Since the official end of hostilities in Iraq on May 1, one or two coalition soldiers (mostly American) have died each day as a result of sniper fire, rocket-propelled grenades, or other weapons. Defenders of the war point out that at this rate, Iraq will eventually cost as many American lives as Vietnam did--58,000--but not until 2074.
Even so, these daily deaths are having a political impact in the US. Apparently Americans don't agree with the Roman poet Virgil that it is sweet and proper for soldiers to die for their country. But they do seem to think that it's okay for civilians to die in their country, for no particular reason.
Enough American civilians have died by firearms injuries in the last 40 years to equal at least 20 Vietnams. By midnight today in the US, about 85 Americans will die of gunshot wounds--and at least one of them will be a child under the age of 15. Yet except for occasional workplace mass killings, or school murders like Columbine, these deaths go ignored.
Here, the ongoing debate over gun control was kicked up a notch as Prime Minister Martin promised major changes to the $1 billion gun registry. It's an easy political target given the program's cost overruns and Canada's prickly population of gun owners. But notice that Martin, a highly political animal, isn't about to kill the registry outright. That could be read as an embrace of the American gun ethos, and Canadians are right to run for cover at that notion.
Thirty-two years, a near million dead
Consider the cumulative impact of widespread gun ownership on Americans' public health.
In 1997 the Centers for Disease Control published a detailed analysis of fatal firearms injuries in the US from 1962 to 1994. In that 32-year span, 992,388 people in the US died by firearms. Later figures in the National Vital Statistics Reports for 1995-2001 indicate that a total of one and quarter million people have died on American soil in the past 40 years as a result of gunshots. The yearly average has been 31,000, so the US suffers a domestic Vietnam every 22 months.
In 1962, the total number of US firearms deaths was 16,720; that number rose 130 percent by 1994, to 38,505. By then, firearms were used in 70 percent of all homicides and 60 percent of all suicides. In 2000, 313 children aged 14 or younger died of gunshots; only 86 of them were accidental deaths.
The contrast with Canada and other industrialized nations is striking. The Violence Policy Center estimates that the firearms death rate of US children under 15 is almost 12 times higher than the combined total firearms death rate of children in 25 other industrial nations. The firearms homicide rate in the US is 16 times higher than in the combined 25 nations, and the unintentional firearms death rate in the US is 9 times higher.
We're 'more efficient' killing with guns
The Canadian Firearms Centre in 1998 estimated that the US has 30 times more firearms than Canada does--222 million compared to 7.4 million. Americans own 76 million handguns, compared to about 1.2 million in Canada. Two-thirds of US homicides involve firearms; only a third of Canadian homicides do. And US handgun homicide rates are 15 times higher than Canada's.
The CFC estimates an average of 1,385 Canadian firearms deaths each year between 1970 and 1996. Given the size of our population, that average is less than half what it would be if our rate were equal to the Americans'.
Given the huge numbers of guns in the US, only about one in 7,000 is ever involved in a fatal shooting. (Ironically, we're more "efficient"-- one Canadian gun in 5,300 is so involved.) But the sheer availability of guns in the US makes them attractive for use in robberies and suicides as well as homicides.
This is not to argue for Canadian-style gun control in the US. It would be politically and administratively impossible to register and control the use of a quarter-billion firearms, especially in a country that makes a fetish of them. So for the foreseeable future, Americans are stuck with their gun culture.

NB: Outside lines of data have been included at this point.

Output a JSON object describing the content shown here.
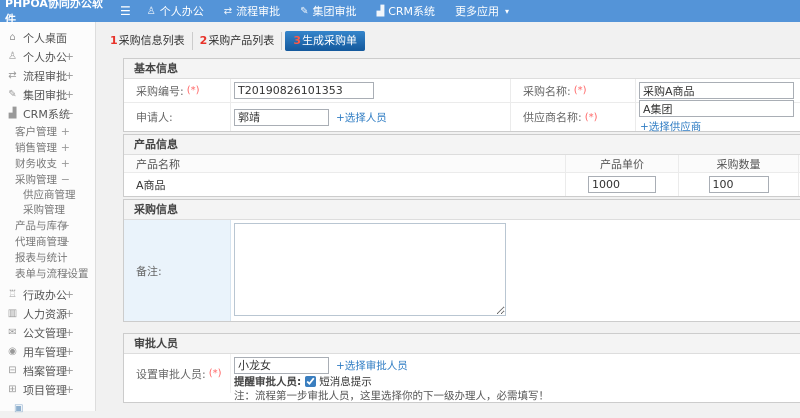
{
  "colors": {
    "topbar_blue": "#5494d8",
    "active_tab_blue": "#13589c",
    "tab_number_red": "#e8332a",
    "link_blue": "#2e7cc3",
    "value_green": "#2f9e1e",
    "required_red": "#ff6666"
  },
  "topbar": {
    "logo": "PHPOA协同办公软件",
    "hamburger_icon": "☰",
    "caret_icon": "▾",
    "menu": {
      "personal": {
        "label": "个人办公",
        "icon": "♙"
      },
      "flow": {
        "label": "流程审批",
        "icon": "⇄"
      },
      "group": {
        "label": "集团审批",
        "icon": "✎"
      },
      "crm": {
        "label": "CRM系统",
        "icon": "▟"
      },
      "more": {
        "label": "更多应用"
      }
    }
  },
  "sidebar": {
    "items": [
      {
        "label": "个人桌面",
        "icon": "⌂"
      },
      {
        "label": "个人办公",
        "icon": "♙",
        "toggle": "+"
      },
      {
        "label": "流程审批",
        "icon": "⇄",
        "toggle": "+"
      },
      {
        "label": "集团审批",
        "icon": "✎",
        "toggle": "+"
      },
      {
        "label": "CRM系统",
        "icon": "▟",
        "toggle": "−"
      },
      {
        "label": "客户管理",
        "toggle": "+"
      },
      {
        "label": "销售管理",
        "toggle": "+"
      },
      {
        "label": "财务收支",
        "toggle": "+"
      },
      {
        "label": "采购管理",
        "toggle": "−"
      },
      {
        "label": "供应商管理"
      },
      {
        "label": "采购管理"
      },
      {
        "label": "产品与库存",
        "toggle": "+"
      },
      {
        "label": "代理商管理",
        "toggle": "+"
      },
      {
        "label": "报表与统计"
      },
      {
        "label": "表单与流程设置",
        "toggle": "+"
      },
      {
        "label": "行政办公",
        "icon": "♖",
        "toggle": "+"
      },
      {
        "label": "人力资源",
        "icon": "▥",
        "toggle": "+"
      },
      {
        "label": "公文管理",
        "icon": "✉",
        "toggle": "+"
      },
      {
        "label": "用车管理",
        "icon": "◉",
        "toggle": "+"
      },
      {
        "label": "档案管理",
        "icon": "⊟",
        "toggle": "+"
      },
      {
        "label": "项目管理",
        "icon": "⊞",
        "toggle": "+"
      }
    ],
    "partial_icon": "▣"
  },
  "tabs": [
    {
      "num": "1",
      "label": "采购信息列表"
    },
    {
      "num": "2",
      "label": "采购产品列表"
    },
    {
      "num": "3",
      "label": "生成采购单"
    }
  ],
  "form": {
    "required": "(*)",
    "basic": {
      "title": "基本信息",
      "purchase_no_label": "采购编号:",
      "purchase_no_value": "T20190826101353",
      "purchase_name_label": "采购名称:",
      "purchase_name_value": "采购A商品",
      "applicant_label": "申请人:",
      "applicant_value": "郭靖",
      "select_person_link": "+选择人员",
      "supplier_label": "供应商名称:",
      "supplier_value": "A集团",
      "select_supplier_link": "+选择供应商"
    },
    "product": {
      "title": "产品信息",
      "col_name": "产品名称",
      "col_price": "产品单价",
      "col_qty": "采购数量",
      "rows": [
        {
          "name": "A商品",
          "price": "1000",
          "qty": "100"
        }
      ]
    },
    "purchase_info": {
      "title": "采购信息",
      "remark_label": "备注:",
      "remark_value": ""
    },
    "approval": {
      "title": "审批人员",
      "set_approver_label": "设置审批人员:",
      "approver_value": "小龙女",
      "select_approver_link": "+选择审批人员",
      "remind_label": "提醒审批人员:",
      "sms_label": "短消息提示",
      "sms_checked": "checked",
      "note": "注：流程第一步审批人员，这里选择你的下一级办理人，必需填写！"
    }
  }
}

But it ought to give us, as the Americans' closest neighbours, something to ponder: Why does the US wince at every GI's death in Iraq, while ignoring every child's gunshot death at home? Why do Americans tolerate 31,000 such deaths a year? Perhaps the poet with the answer is not Virgil, but Dylan Thomas, who told us: "After the first death, there is no other."
Crawford Kilian teaches at Capilano College in North Vancouver, and spends too much time online debating with American gun lovers.